Stefan Aebi, MD
The survival benefit with adjuvant chemotherapy in ER-negative breast cancer patients with isolated locoregional recurrence (ILRR) was sustained in the final analysis of the phase III CALOR trial. Patients in the study with ER-positive disease did not derive a similar survival benefit.
At median follow-up of 9 years, there were 27 disease-free survival (DFS) events in ER-negative patients and 40 in ER-positive patients (HR, 0.29; 95% CI, 0.13-0.67). The 10-year DFS rate in patients with ER-negative disease favored those assigned to chemotherapy (70% vs 34%). Ten-year DFS was 50% for ER-positive patients assigned to chemotherapy compared with 59% for those who were not (HR, 1.07; 95% CI, 0.57-2.00).
Ten-year overall survival (OS) was 73% in patients with ER-negative ILRR treated with chemotherapy versus 53% without chemotherapy (HR, 0.48; 95% CI, 0.19-1.20). Among patients with ER-positive ILRR, 10-year OS was 76% for those treated with chemotherapy versus 66% without (HR, 0.70; 95% CI, 0.32-1.55).
Investigators reported that these findings support previously released results from the 5-year analysis.
“The statistically significant benefit of [chemotherapy] for the cohort of patients with ER-negative ILRR was sustained.
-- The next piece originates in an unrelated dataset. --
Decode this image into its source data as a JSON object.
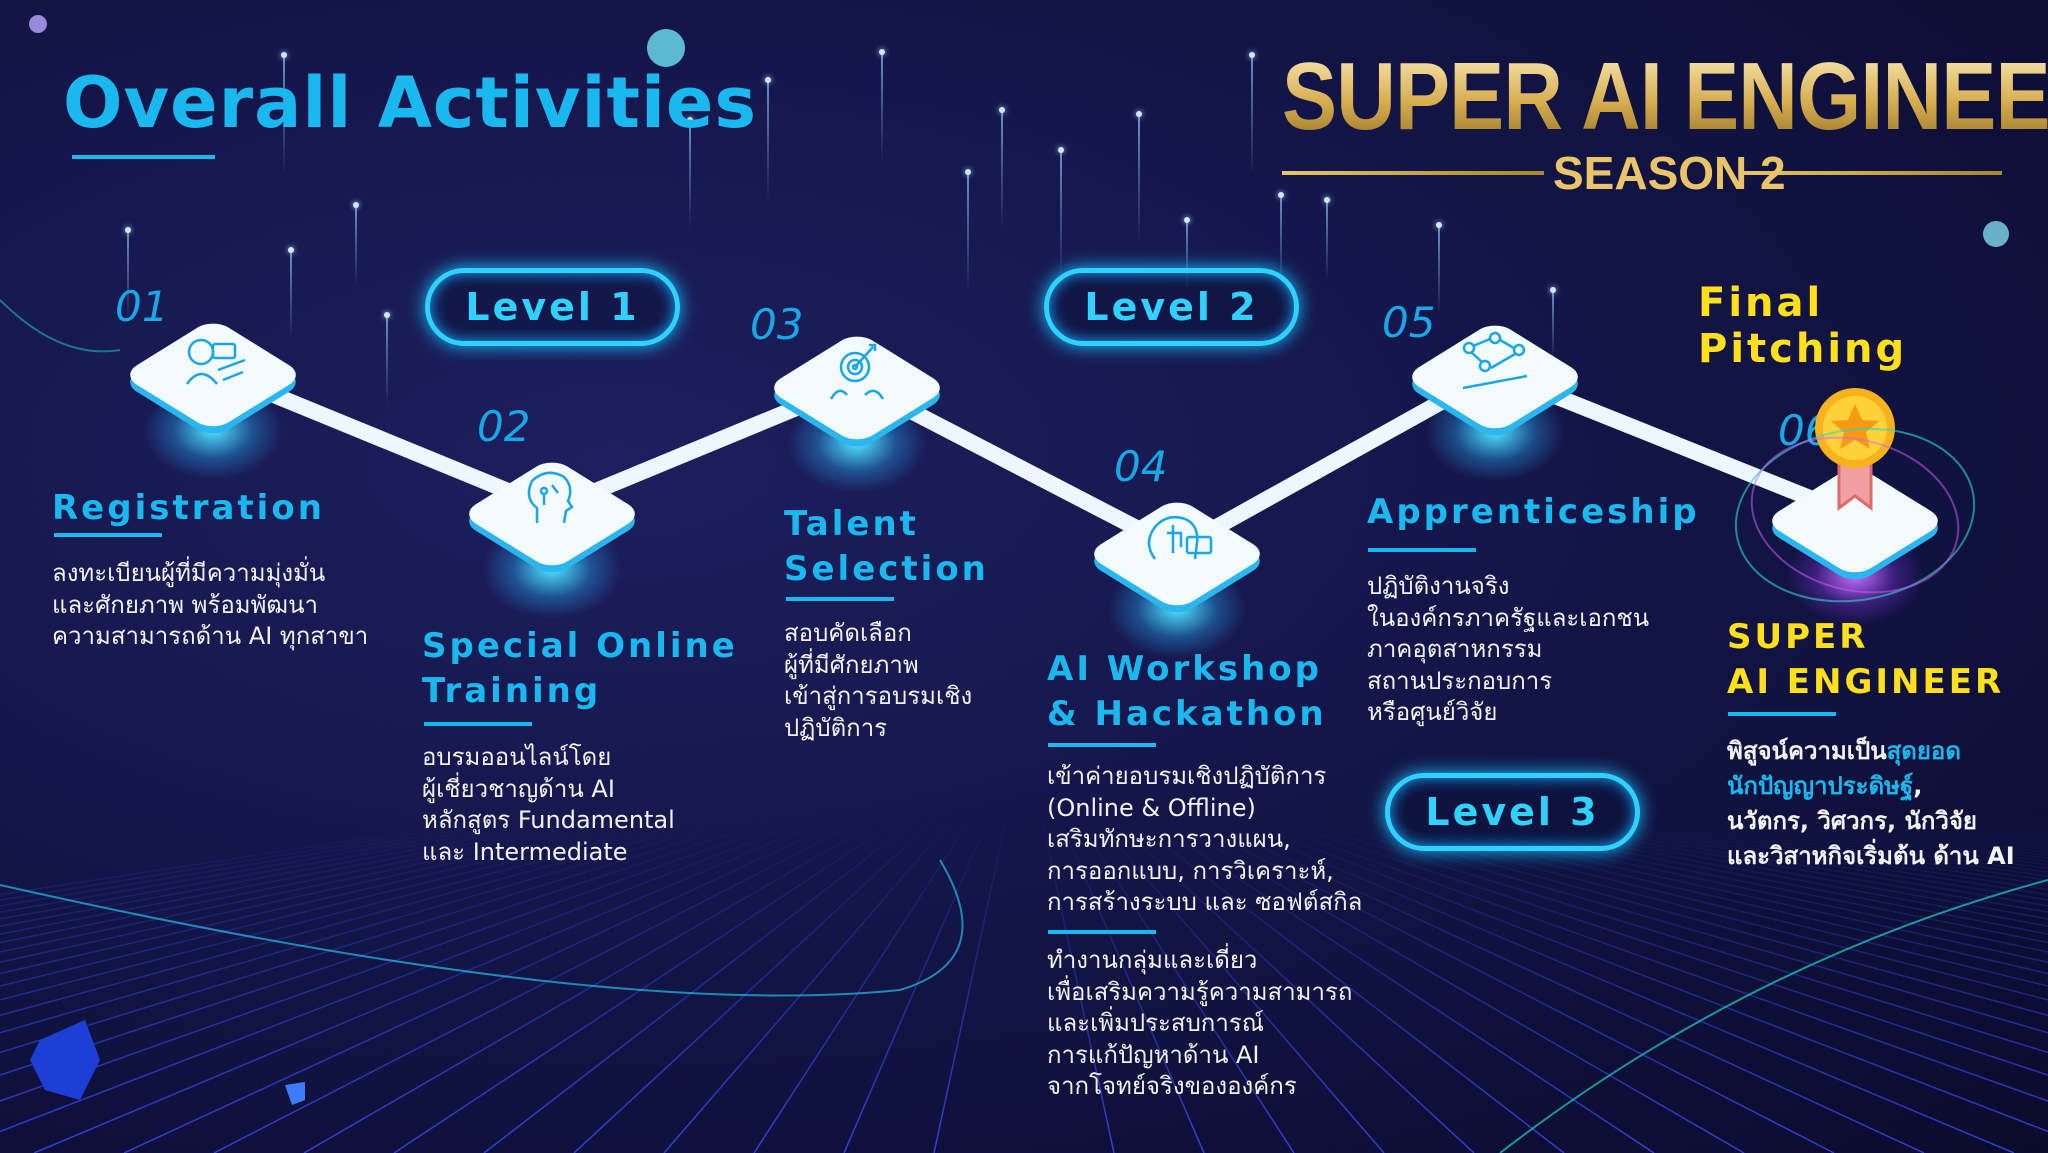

The extended follow-up now available strengthens conclusions for the ER-positive ILRR cohort: no benefit of chemotherapy was observed for these patients,” corresponding author Stefan Aebi, MD, Lucerne Cantonal Hospital, and colleagues wrote. “The CALOR trial indicates that at present, chemotherapy offers the best prospect of prolonged DFS in patients with ER-negative first ILRR, whereas adding chemotherapy to endocrine therapy seems to offer no benefit to patients with ER-positive ILRR.”
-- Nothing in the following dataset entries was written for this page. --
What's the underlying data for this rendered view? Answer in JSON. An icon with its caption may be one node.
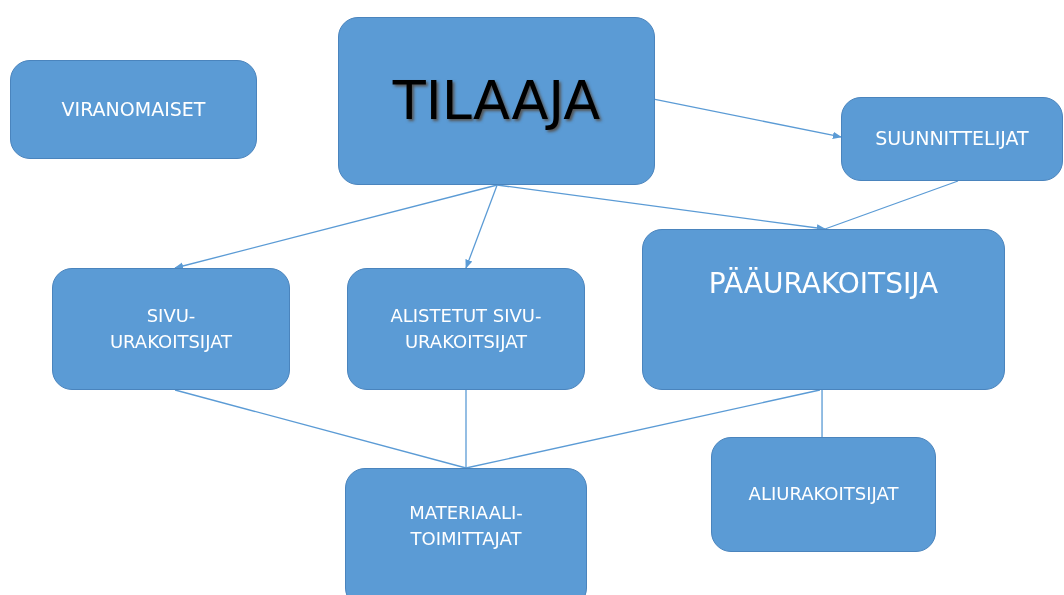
{
  "diagram": {
    "nodes": [
      {
        "text": [
          "VIRANOMAISET"
        ]
      },
      {
        "text": [
          "TILAAJA"
        ]
      },
      {
        "text": [
          "SUUNNITTELIJAT"
        ]
      },
      {
        "text": [
          "SIVU- URAKOITSIJAT"
        ]
      },
      {
        "text": [
          "ALISTETUT SIVU- URAKOITSIJAT"
        ]
      },
      {
        "text": [
          "PÄÄURAKOITSIJA"
        ]
      },
      {
        "text": [
          "MATERIAALI- TOIMITTAJAT"
        ]
      },
      {
        "text": [
          "ALIURAKOITSIJAT"
        ]
      }
    ],
    "edges": [
      {
        "from": 1,
        "to": 2,
        "arrow": "to"
      },
      {
        "from": 1,
        "to": 3,
        "arrow": "to"
      },
      {
        "from": 1,
        "to": 4,
        "arrow": "to"
      },
      {
        "from": 1,
        "to": 5,
        "arrow": "to"
      },
      {
        "from": 2,
        "to": 5,
        "arrow": "none"
      },
      {
        "from": 3,
        "to": 6,
        "arrow": "none"
      },
      {
        "from": 4,
        "to": 6,
        "arrow": "none"
      },
      {
        "from": 5,
        "to": 6,
        "arrow": "none"
      },
      {
        "from": 5,
        "to": 7,
        "arrow": "none"
      }
    ]
  }
}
Between August 2003 and January 2010, the open-label, randomized, multicenter, international CALOR trial enrolled 162 patients with completely excised ILRR after unilateral breast cancer. Eligible patients were randomly assigned to investigator’s choice of chemotherapy (a multidrug regimen lasting for at least 3 months was recommended) or no chemotherapy.
Patients were stratified by prior chemotherapy, hormone receptor (ER, PR) status of ILRR, and location of ILRR. Patients with ER- and/or PR-positive ILRR were to receive adjuvant endocrine therapy and, if recurrence occurred while receiving endocrine therapy, physicians were advised to change the treatment regimen.
The median time to recurrence from primary cancer to ILRR was 3.6 years for the ER-negative cohort compared with 6.8 years for the ER-positive cohort. Most patients (94%) with ER-positive ILRR received prior endocrine therapy compared with just 9% of patients with ER-positive primary cancers who were receiving such treatment at the time of the ILRR diagnosis.
Chemotherapy prolonged breast cancer–free interval (BCFI) in patients with ER-negative ILRR. At 10 years, 70% of those patients were breast cancer–free compared with 34% of patients who did not undergo chemotherapy (HR, 0.29; 95% CI, 0.13-0.67). There was no such benefit for patients with ER-positive ILRR (58% vs 62%; HR, 0.94; 95% CI, 0.47-1.85).
Interaction tests comparing the effect of chemotherapy for ER-positive ILRR versus ER-negative ILRR are P
interaction = .013 for DFS, .034 for BCFI; and .53 for OS.
The improvement in DFS associated with chemotherapy remained significant in a multivariable proportional hazards model that included factors for ER status of ILRR, location of ILRR, previous chemotherapy use, and interval from primary surgery. The interaction between ER status and chemotherapy effect was statistically significant, confirming the efficacy of chemotherapy depending on ER expression of the ILRR. The multivariable analysis of BCFI gave similar results, again with a statistically significant interaction between ER status and efficacy of chemotherapy.
Wapnir IL, Price KN, Anderson SJ, et al. Efficacy of chemotherapy for ER-negative and ER-positive isolated locoregional recurrence of breast cancer: final analysis of the CALOR trial [published online February 14, 2018]. J Clin Oncol. doi: 10.1200/JCO.2017.76.5719.